Se hizo esperar. Pero aquella espera no venía, como tanta otras veces, dictada por un capricho, sino por los años que entorpecían sus movimientos. Avanzaba lenta y torpemente con la ayuda de andador, de esos que parecen que los que lo utilizan han de realizar un denodado esfuerzo para no tropezar con los cientos de obstáculos que inconscientemente les ponemos, coches y motos mal aparcados, aceras sin el adecuado desnivel que suavice y mitigue la abrupta caída del bordillo hasta el asfalto. Su mirada me buscaba con curiosidad, esa que muestran muchos clientes antes de subirse al taxi, tal vez para atemperar esa leve inquietud que siempre produce un viaje por muy corto que sea el trayecto. Me sonrío con complicidad como dando el visto bueno, admitiendo mi confianza, tal vez por resignación, pero no mostró recelo alguno.
Elegantemente vestida, perfectamente peinado su cabello plateado, denotaba un intrínseco gesto coqueto a pesar de la edad. En su rostro sereno lucían vestigios de una remota belleza. Ochenta y seis años me dijo más tarde que tenía.
- Hola, soy María Dolores – dijo una vez acoplada en el asiento del copiloto, con una voz tan firme que me sorprendió - ¿Y usted como se llama?
- Me llamo Rafael.
Esta vez no mentí. Suelo hacerlo con frecuencia e inventarme un supuesto nombre celoso de mi intimidad, como si la verdad fuese a quebrantarla.
- ¡Oh! Rafael, como mi primo de la que estuve locamente enamorada – dijo con un suspiro de melancolía – Era tan guapo, tan altivo, tan varonil que aún me estremezco al recordarlo. Hace tanto tiempo de eso. Pero él siempre andaba flirteando con una y con otra, entonces, decidí olvidarlo. Claro, no lo logré. Pero qué puñetas había que seguir viviendo. Y viví.
Me contó su vida como profesora de instituto, sus viajes en coche –un mini- acompañada de sus más íntimas amigas y compañeras, también profesoras, por esa carretera tortuosa de los montes desde Sevilla a Málaga y los viajes de regreso entre risas, alegrías, dichas que nos otorga la juventud. Un coche cargado de felicidad y jolgorio. Un coche lleno de ilusión. Contó cómo se había marchado a Brasil, a Panamá y otros maravillosos países caribeños donde pasó años dichosos.
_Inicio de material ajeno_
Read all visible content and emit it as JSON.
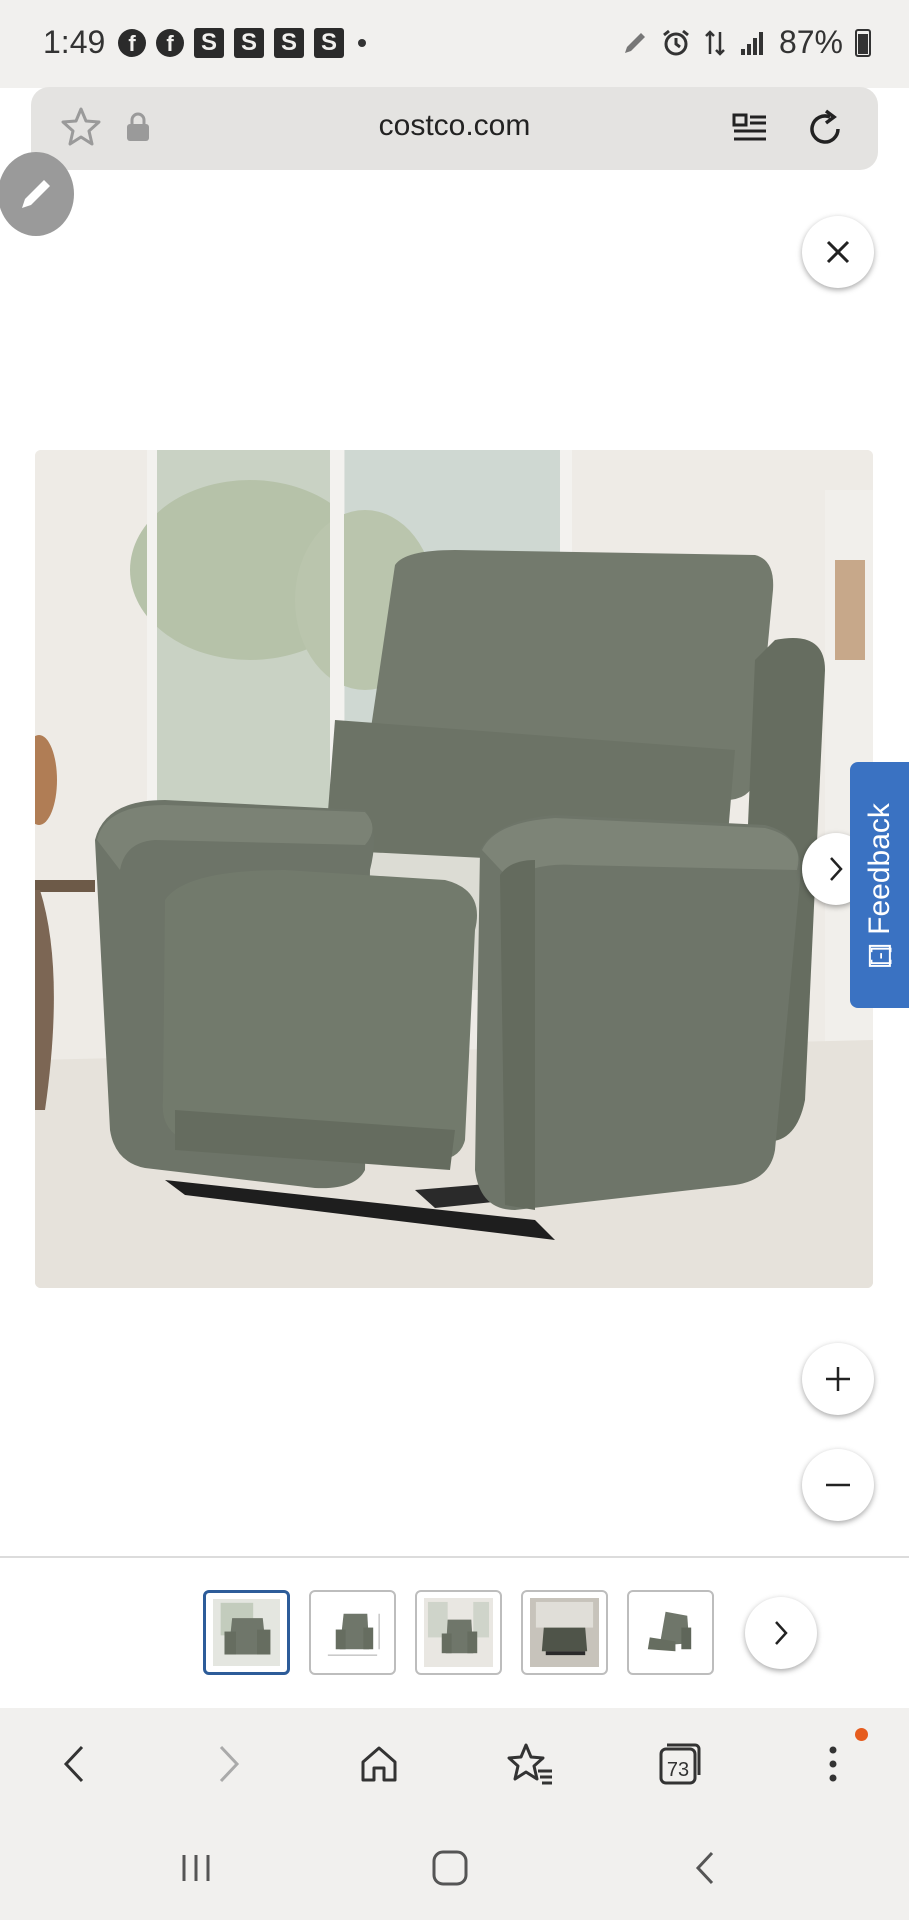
{
  "status_bar": {
    "time": "1:49",
    "notification_icons": [
      "facebook-icon",
      "facebook-icon",
      "S",
      "S",
      "S",
      "S"
    ],
    "battery": "87%"
  },
  "url_bar": {
    "url": "costco.com"
  },
  "product_viewer": {
    "image_alt": "Gray leather power lift recliner chair",
    "feedback_label": "Feedback",
    "feedback_mark": "[-]",
    "thumbnail_count": 5,
    "active_thumbnail": 0
  },
  "browser_bar": {
    "tab_count": "73"
  },
  "colors": {
    "accent": "#3a72c2",
    "active_thumb_border": "#2d5c99",
    "notification_dot": "#e65c1e",
    "chrome_bg": "#f1f0ee"
  }
}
Desprendía su conversación, por sus descripciones, por sus palabras, una dilatada cultura que me iba cautivando paulatinamente.
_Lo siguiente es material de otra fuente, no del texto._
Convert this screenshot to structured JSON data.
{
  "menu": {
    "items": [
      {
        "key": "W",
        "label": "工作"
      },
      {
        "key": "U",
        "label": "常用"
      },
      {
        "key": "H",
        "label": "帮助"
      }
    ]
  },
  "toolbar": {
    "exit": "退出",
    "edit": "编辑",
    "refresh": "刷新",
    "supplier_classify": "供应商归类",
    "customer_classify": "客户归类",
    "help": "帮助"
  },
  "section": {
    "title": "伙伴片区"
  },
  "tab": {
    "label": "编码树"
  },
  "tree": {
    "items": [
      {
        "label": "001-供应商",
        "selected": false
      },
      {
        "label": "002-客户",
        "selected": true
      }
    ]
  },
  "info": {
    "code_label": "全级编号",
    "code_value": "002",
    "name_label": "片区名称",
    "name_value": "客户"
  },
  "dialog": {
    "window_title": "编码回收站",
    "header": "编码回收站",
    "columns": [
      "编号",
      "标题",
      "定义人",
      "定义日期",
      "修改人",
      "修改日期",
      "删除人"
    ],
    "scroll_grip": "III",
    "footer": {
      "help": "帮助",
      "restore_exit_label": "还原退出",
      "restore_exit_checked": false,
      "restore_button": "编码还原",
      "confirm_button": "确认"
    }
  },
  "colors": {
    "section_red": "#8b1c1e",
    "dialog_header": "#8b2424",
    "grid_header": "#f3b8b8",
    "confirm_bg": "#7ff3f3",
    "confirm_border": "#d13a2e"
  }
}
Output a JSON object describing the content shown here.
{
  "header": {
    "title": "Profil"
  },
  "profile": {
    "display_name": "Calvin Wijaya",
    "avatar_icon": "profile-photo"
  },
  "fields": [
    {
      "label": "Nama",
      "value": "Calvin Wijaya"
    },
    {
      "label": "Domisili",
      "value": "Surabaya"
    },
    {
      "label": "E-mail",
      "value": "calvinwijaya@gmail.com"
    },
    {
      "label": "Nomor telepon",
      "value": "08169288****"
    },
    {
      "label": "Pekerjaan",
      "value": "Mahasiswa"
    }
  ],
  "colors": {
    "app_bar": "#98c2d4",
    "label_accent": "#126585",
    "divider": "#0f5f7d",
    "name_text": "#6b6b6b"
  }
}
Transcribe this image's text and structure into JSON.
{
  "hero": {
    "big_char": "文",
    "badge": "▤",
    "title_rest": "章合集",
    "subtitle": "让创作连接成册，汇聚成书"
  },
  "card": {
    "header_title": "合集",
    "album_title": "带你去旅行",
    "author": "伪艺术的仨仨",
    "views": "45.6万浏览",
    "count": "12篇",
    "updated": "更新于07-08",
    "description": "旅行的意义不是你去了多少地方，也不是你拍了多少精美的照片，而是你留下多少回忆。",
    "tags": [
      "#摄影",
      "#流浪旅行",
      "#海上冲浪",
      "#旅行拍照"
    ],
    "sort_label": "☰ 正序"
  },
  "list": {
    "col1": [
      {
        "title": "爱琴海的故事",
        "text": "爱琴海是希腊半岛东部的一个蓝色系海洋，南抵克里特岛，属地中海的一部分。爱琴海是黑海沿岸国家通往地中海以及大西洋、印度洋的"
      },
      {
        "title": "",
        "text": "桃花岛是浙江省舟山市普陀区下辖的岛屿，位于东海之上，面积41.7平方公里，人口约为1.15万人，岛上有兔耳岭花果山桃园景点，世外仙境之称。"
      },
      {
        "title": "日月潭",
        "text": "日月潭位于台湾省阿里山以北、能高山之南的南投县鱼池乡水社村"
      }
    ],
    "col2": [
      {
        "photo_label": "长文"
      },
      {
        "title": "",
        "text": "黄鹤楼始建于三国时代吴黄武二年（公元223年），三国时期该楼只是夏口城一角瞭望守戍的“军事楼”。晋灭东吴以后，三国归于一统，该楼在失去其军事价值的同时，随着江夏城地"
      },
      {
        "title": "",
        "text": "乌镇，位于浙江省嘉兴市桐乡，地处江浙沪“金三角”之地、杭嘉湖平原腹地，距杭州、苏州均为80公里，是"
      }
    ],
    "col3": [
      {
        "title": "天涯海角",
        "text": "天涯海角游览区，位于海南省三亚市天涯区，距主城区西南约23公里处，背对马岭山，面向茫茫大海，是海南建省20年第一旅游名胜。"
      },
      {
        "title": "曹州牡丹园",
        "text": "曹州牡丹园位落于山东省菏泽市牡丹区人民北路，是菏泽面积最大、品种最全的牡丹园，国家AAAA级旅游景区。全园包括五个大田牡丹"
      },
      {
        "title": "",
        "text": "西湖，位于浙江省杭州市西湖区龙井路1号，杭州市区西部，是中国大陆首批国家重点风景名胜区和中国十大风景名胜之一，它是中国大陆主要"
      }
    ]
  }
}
- ¿Ésta es la avenida Juan XXIII, verdad?
- Sí, es esta –respondí.
- Mi Papa preferido junto al actual, el Papa Francisco – me confesó irradiando ternura su mirada -. Fue un grandísimo Papa.
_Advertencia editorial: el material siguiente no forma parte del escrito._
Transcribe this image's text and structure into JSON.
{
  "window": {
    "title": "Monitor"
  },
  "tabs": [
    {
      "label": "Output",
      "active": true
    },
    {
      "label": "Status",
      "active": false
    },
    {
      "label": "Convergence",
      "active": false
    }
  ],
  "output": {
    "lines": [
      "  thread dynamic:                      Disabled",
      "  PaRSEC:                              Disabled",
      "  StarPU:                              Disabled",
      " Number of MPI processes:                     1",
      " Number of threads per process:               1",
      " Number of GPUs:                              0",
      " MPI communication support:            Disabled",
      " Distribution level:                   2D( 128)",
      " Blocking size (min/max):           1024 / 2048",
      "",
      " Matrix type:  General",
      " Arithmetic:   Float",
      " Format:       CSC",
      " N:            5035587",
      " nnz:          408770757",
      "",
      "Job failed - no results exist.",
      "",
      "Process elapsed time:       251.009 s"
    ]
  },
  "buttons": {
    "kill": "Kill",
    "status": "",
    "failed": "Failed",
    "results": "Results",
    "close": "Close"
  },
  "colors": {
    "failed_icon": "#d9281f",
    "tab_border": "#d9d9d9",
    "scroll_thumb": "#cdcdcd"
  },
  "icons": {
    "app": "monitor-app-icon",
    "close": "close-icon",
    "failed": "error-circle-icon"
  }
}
- ¿Sabe usted que existió otro Juan XXIII allá por los siglos XV y XVI? Que fue desposeído de sus prerrogativas pontificias durante el Concilio de Constanza, que él mismo había convocado para acabar con el cisma de occidente, y despojado hasta del nombre y por ello lo pudo utilizar, a mediados del siglo XX, al que hoy conocemos como tal.
Fue un ataque de vanidoso orgullo lo que sentí, tratando de ponerme a la altura de la fascinante perorata con la que estaba embaucando y el cómplice silencio de su acompañante, una mujer de mediana edad, sentada en la parte de atrás del taxi.
-Sí, lo sabía. Había por aquella época tres papas – dijo sus nombres y aquello me desarmó. - ¿Ha sido usted sacerdote? Lo digo porque me resulta extraño que alguien que no se interese por los temas de la Iglesia conozca ese hecho.
-No. No he sido sacerdote. Me faltan muchas cosas para poder serlo, sobre todo vocación – me pareció oportuno ocultar y parapetar mi descreimiento tras esa carencia de vocación -. ¿No será que se extraña por el hecho de que un taxista sepa eso?
-Tengo una enorme consideración por los taxistas. Cuando era monja, de misionera en Brasil había uno que nos ayudaba a diario en la misión. Era un gran hombre…
-¿Usted ha sido monja? ¡Usted ha sido monja y me ha contado con esa naturalidad lo de su primo Rafael!
- Sí, he sido monja y dejé de serlo porque me enamoré de un profesor compañero mío de instituto y nos casamos. Yo, entonces, tenía cincuenta años y a él no le importó mi vocación.
-Debió usted ser una monja muy avanzada para la época.
Con mirada teñida de una profunda y sabia ironía preguntó:
-A ver, Rafael, ¿acaso cree que las monjas no somos mujeres?